■なでしこ 2 vs 2 オーストラリア[女子アジアカップ 05月14日]
序盤からオーストラリアの速攻に浮き足立ちまくっていた、なでしこ。なでしこ守備陣が裏に弱いのか、オーストラリアの突破力を誉めるべきなのか、そこのリスクを恐れない戦術によって不可避的に発生する副作用なのか、ともあれ、タジタジ。
で、前半20分過ぎ。山根が痛んで、少し試合が止まってからの再開直後、あっという間に先制点を奪われてしまいました。中盤でガツンとぶつかられて、吹き飛ばされて、オラオラオラってなドリブルからのシュート。こういうプレーをハイレベルで繰り出されると、モンゴロイドな日本代表にはしんどい。
ただ、前半のうちに大儀見を投入したことにより旗色は鮮明に変わります。大儀見がプレスの起点、クサビの受け手として抜群の存在感を示し、攻守それぞれにおいて基準点ができたことにより、なでしこにいつもの躍動感が戻ると、宮間の必殺“一発で相手最終ラインを切り裂く”ロングパスも猛威を振るうようになります。

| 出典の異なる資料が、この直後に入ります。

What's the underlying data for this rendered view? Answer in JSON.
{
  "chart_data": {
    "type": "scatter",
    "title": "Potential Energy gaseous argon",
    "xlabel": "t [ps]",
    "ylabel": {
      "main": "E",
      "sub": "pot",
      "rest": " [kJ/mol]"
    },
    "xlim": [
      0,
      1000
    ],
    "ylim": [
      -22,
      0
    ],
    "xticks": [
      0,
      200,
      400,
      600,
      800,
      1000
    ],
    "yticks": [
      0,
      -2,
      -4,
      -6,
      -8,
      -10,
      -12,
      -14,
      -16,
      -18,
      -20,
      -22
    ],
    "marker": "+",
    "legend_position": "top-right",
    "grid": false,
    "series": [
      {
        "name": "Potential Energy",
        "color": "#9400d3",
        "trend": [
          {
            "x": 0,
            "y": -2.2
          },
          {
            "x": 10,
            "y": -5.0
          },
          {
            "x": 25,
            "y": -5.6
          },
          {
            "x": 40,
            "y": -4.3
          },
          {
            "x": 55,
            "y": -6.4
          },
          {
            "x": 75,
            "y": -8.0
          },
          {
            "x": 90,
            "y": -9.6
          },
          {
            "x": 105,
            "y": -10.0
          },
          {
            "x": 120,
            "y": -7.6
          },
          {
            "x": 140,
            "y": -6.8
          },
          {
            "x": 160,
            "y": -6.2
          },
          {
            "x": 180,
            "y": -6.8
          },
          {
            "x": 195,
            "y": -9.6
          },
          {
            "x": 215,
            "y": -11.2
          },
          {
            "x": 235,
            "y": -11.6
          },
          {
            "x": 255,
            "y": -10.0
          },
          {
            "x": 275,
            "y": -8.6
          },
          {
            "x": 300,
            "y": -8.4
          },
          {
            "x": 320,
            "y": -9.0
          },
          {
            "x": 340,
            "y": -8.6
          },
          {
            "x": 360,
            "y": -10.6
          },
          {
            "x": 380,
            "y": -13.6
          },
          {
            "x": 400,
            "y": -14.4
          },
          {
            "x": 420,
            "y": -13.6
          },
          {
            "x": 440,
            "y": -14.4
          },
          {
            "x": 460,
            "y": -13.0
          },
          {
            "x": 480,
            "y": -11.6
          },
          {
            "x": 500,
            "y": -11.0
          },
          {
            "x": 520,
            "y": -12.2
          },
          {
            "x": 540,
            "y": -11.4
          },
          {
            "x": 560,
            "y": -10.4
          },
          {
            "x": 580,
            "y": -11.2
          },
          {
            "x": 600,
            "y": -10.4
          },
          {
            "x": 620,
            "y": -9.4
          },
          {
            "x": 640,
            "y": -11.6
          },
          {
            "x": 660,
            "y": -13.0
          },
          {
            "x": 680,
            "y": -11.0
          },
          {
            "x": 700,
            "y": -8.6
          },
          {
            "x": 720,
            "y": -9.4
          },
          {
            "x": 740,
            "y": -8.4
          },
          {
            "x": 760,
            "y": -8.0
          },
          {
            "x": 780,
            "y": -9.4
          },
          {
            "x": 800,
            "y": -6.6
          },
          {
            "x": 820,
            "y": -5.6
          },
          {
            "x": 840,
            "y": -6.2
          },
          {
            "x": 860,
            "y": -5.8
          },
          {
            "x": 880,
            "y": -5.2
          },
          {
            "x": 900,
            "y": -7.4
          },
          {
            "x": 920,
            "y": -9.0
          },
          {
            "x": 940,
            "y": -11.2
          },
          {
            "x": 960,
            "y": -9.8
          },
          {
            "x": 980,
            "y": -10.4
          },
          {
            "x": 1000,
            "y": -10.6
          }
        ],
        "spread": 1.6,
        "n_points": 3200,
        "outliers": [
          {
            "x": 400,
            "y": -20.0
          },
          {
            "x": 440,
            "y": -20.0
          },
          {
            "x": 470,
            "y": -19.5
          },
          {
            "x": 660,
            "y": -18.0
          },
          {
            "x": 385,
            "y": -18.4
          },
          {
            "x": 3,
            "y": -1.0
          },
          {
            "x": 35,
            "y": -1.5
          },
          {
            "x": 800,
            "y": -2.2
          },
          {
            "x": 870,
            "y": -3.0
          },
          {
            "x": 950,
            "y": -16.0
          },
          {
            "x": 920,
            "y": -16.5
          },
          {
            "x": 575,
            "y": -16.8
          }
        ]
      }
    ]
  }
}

・・・「あとは決めるだけ」って雰囲気のまま日本が圧倒する時間が続いたんですけどね。。。決定機を逸し続けていると、オーストラリアにワンチャンスを決められてしまったのですよ。サッカーの定石ですな。それが後半の20分。展開的には、かなり厳しい。
ただ、そういう流れをオーストラリアが勝手に手放してくれました。宇津木だか川村だかが中盤で相手を潰し、それを受け取った宮間が一発ロングパス。サイドのスペースを攻略した川澄のクロスが相手のオウンゴールを誘発しました。正直、ラッキー。
その後は互いにフレッシュな選手を投入して膠着状態になりましたが、そこで中堅選手たちが存在感を示してくれました。宇津木とのワンツーから川澄がクロスを入れて大儀見が押し込んだものですが、その前に川澄に展開した宮間のアウトサイドキックが美しすぎた。ここまでくると恋をする。試合は22のドローで終わりましたけど、トキメキが止まらない緒戦に大満足いたしました。
というわけで、この試合では、大儀見の投入が分岐点となりました。退いたのは吉良。なので、常套的に考えるならば「吉良の出来が悪かった」ということになろうかと思いますが、果たして、そういう解釈で良いのか。というか、その後の大儀見が果たした役割を見ていると、高瀬の出来に問題があったように思えなくもなかったりします。
もちろん吉良が良かったとも思いませんが、高瀬ではなく吉良が交代となった判断の背景には、このチームにおける序列ってものが存在しているように思います。というか佐々木監督って、チーム内における序列(どれだけ呼ばれ続けているか=臈次)を非常に重視しますよね。
この試合では高瀬の他に中島や宇津木が先発しましていましたけど、これらは、継続的に代表招集を受けるようになって数年が経過している選手たち。逆に言うと「初招集→そのままレギュラー抜擢」ってパターンがほとんどない。女子サッカーの場合、限られたπ(競技人口)の中でやりくりしていかなければならないので、「ひっかえとっかえ」ってわけにはいかない。なので、日本女子サッカーをめぐる現実を踏まえたとき、これはこれで合理的な方針なのかな、なんて納得した次第であります。